Lesson: Let the compiler do the optimizing, it's smarter than you. I don't mean that as an insult, it's smarter than me too. But really, especially the Intel compiler, those guys know what they're doing when targetting their own platform.
Edit: More importantly, you need to recognize that compilers are targetted at optimizing unoptimized code. They're not targetted at recognizing half-optimized code. Specifically, the compiler will have a set of triggers for each optimization, and if you happen to write your code in such a way as that they're not hit, you can avoid optimizations being performed even if the code is semantically identical.
And you also need to consider implementation cost. Not every function ideal for inlining can be inlined- just because inlining that logic is too complex for the compiler to handle. I know that VC++ will rarely inline with loops, even if the inlining yields benefit. You may be seeing this in the Intel compiler- that the compiler writers simply decided that it wasn't worth the time to implement.

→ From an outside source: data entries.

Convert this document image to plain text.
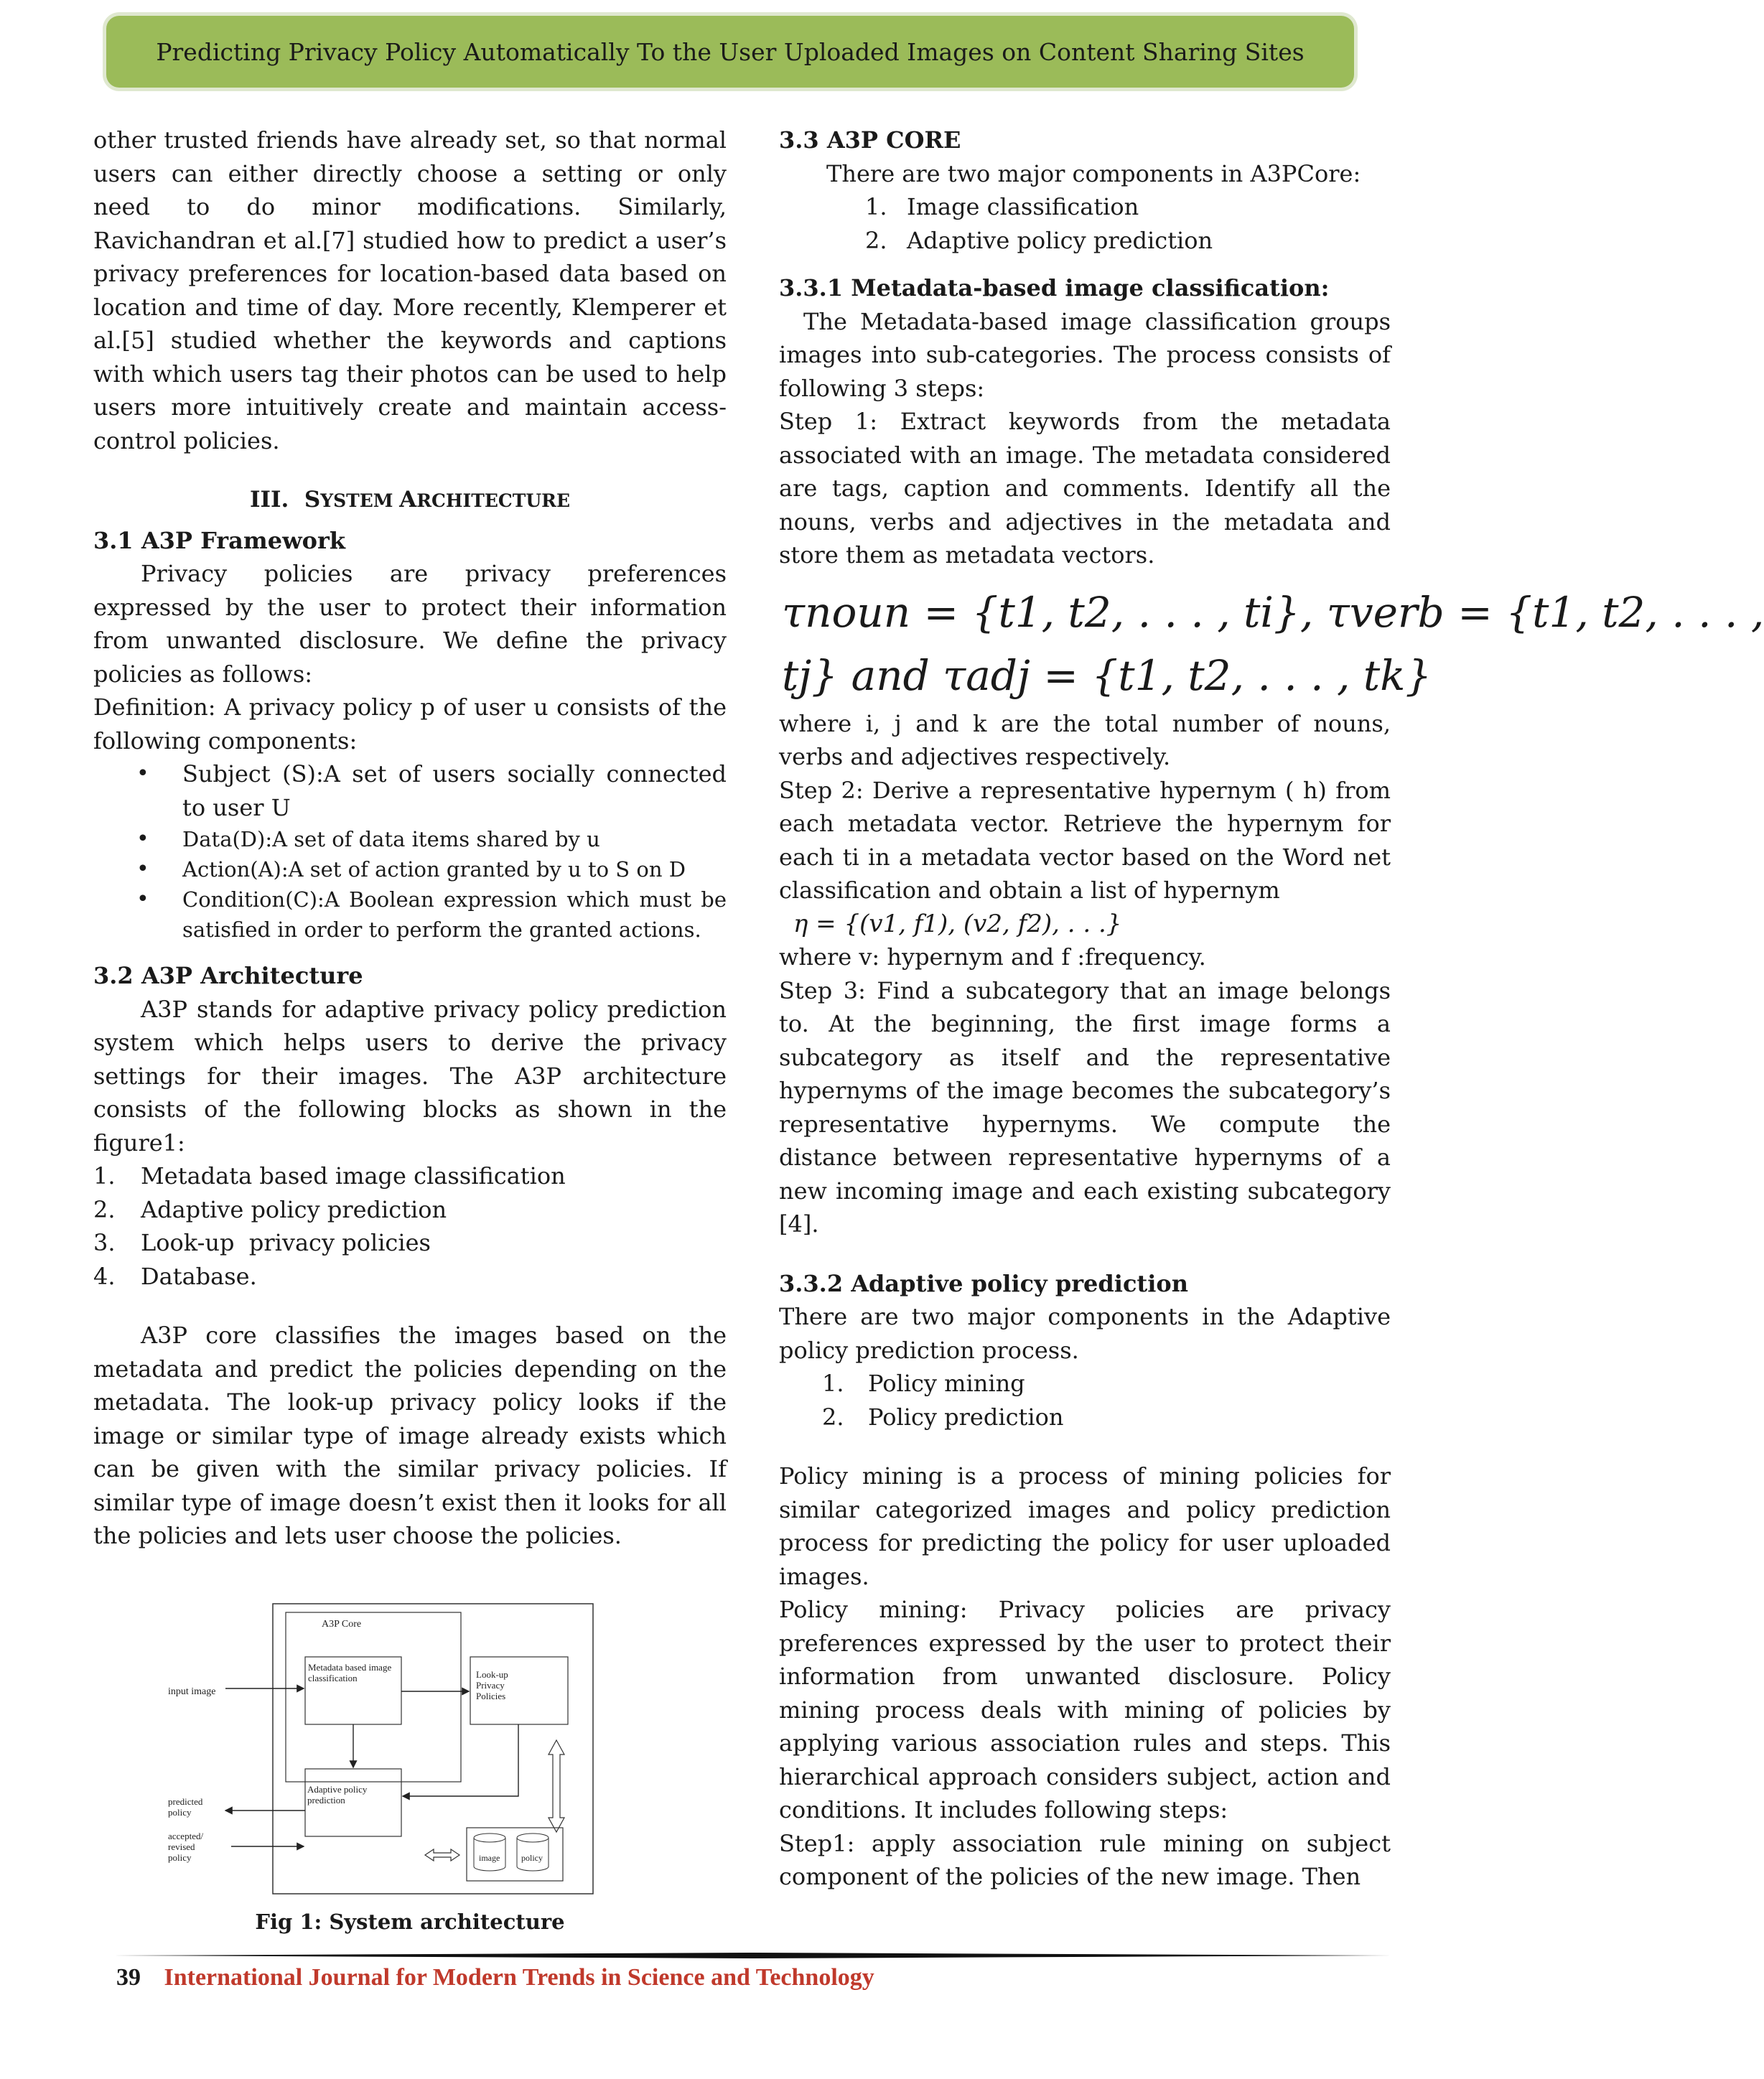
Predicting Privacy Policy Automatically To the User Uploaded Images on Content Sharing Sites

other trusted friends have already set, so that normal users can either directly choose a setting or only need to do minor modifications. Similarly, Ravichandran et al.[7] studied how to predict a user’s privacy preferences for location-based data based on location and time of day. More recently, Klemperer et al.[5] studied whether the keywords and captions with which users tag their photos can be used to help users more intuitively create and maintain access-control policies.

III. SYSTEM ARCHITECTURE

3.1 A3P Framework

Privacy policies are privacy preferences expressed by the user to protect their information from unwanted disclosure. We define the privacy policies as follows:

Definition: A privacy policy p of user u consists of the following components:

• Subject (S):A set of users socially connected to user U
• Data(D):A set of data items shared by u
• Action(A):A set of action granted by u to S on D
• Condition(C):A Boolean expression which must be satisfied in order to perform the granted actions.

3.2 A3P Architecture

A3P stands for adaptive privacy policy prediction system which helps users to derive the privacy settings for their images. The A3P architecture consists of the following blocks as shown in the figure1:

1.	Metadata based image classification
2.	Adaptive policy prediction
3.	Look-up  privacy policies
4.	Database.

A3P core classifies the images based on the metadata and predict the policies depending on the metadata. The look-up privacy policy looks if the image or similar type of image already exists which can be given with the similar privacy policies. If similar type of image doesn’t exist then it looks for all the policies and lets user choose the policies.

A3P Core
Metadata based image classification	Look-up Privacy Policies
Adaptive policy prediction
input image
predicted policy
accepted/ revised policy	image policy
Fig 1: System architecture

3.3 A3P CORE

There are two major components in A3PCore:

1. Image classification
2. Adaptive policy prediction

3.3.1 Metadata-based image classification:

The Metadata-based image classification groups images into sub-categories. The process consists of following 3 steps:

Step 1: Extract keywords from the metadata associated with an image. The metadata considered are tags, caption and comments. Identify all the nouns, verbs and adjectives in the metadata and store them as metadata vectors.

τnoun = {t1, t2, . . . , ti}, τverb = {t1, t2, . . . ,
tj} and τadj = {t1, t2, . . . , tk}

where i, j and k are the total number of nouns, verbs and adjectives respectively.

Step 2: Derive a representative hypernym ( h) from each metadata vector. Retrieve the hypernym for each ti in a metadata vector based on the Word net classification and obtain a list of hypernym

η = {(v1, f1), (v2, f2), . . .}

where v: hypernym and f :frequency.

Step 3: Find a subcategory that an image belongs to. At the beginning, the first image forms a subcategory as itself and the representative hypernyms of the image becomes the subcategory’s representative hypernyms. We compute the distance between representative hypernyms of a new incoming image and each existing subcategory [4].

3.3.2 Adaptive policy prediction

There are two major components in the Adaptive policy prediction process.

1.	Policy mining
2.	Policy prediction

Policy mining is a process of mining policies for similar categorized images and policy prediction process for predicting the policy for user uploaded images.

Policy mining: Privacy policies are privacy preferences expressed by the user to protect their information from unwanted disclosure. Policy mining process deals with mining of policies by applying various association rules and steps. This hierarchical approach considers subject, action and conditions. It includes following steps:

Step1: apply association rule mining on subject component of the policies of the new image. Then

39 International Journal for Modern Trends in Science and Technology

I encountered this when dealing with loops in VC++- the compiler would produce different assembly for two loops in slightly different formats, even though they both achieved the same result. Of course, their Standard library used the ideal format. You may observe a speedup by using std::for_each and a function object.

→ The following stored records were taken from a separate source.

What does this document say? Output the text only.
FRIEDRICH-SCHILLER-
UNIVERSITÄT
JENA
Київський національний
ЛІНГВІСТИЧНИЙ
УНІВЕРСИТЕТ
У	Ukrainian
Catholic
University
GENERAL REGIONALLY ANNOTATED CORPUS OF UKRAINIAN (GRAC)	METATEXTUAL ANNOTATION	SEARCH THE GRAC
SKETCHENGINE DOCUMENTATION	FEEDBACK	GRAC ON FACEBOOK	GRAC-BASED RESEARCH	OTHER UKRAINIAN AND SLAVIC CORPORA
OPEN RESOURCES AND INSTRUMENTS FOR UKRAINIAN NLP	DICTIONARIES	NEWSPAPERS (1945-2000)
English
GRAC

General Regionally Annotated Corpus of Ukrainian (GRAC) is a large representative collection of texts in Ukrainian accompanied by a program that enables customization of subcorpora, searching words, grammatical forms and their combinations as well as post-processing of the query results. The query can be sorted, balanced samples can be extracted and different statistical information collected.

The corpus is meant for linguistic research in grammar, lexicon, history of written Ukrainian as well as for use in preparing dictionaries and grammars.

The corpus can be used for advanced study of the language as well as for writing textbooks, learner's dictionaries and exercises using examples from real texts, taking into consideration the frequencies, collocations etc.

You're right, the compiler should be able to identify that as unused code and remove it/not compile it. That doesn't mean it actually does identify it and remove it.
Your best bet is to look at the generated assembly and check to see exactly what is going on. Remember, just because a clever compiler could be able to figure out how to do an optimization, it doesn't mean it can.
If you do check, and see that the code is not removed, you might want to report that to the intel compiler team. It sounds like they might have a bug.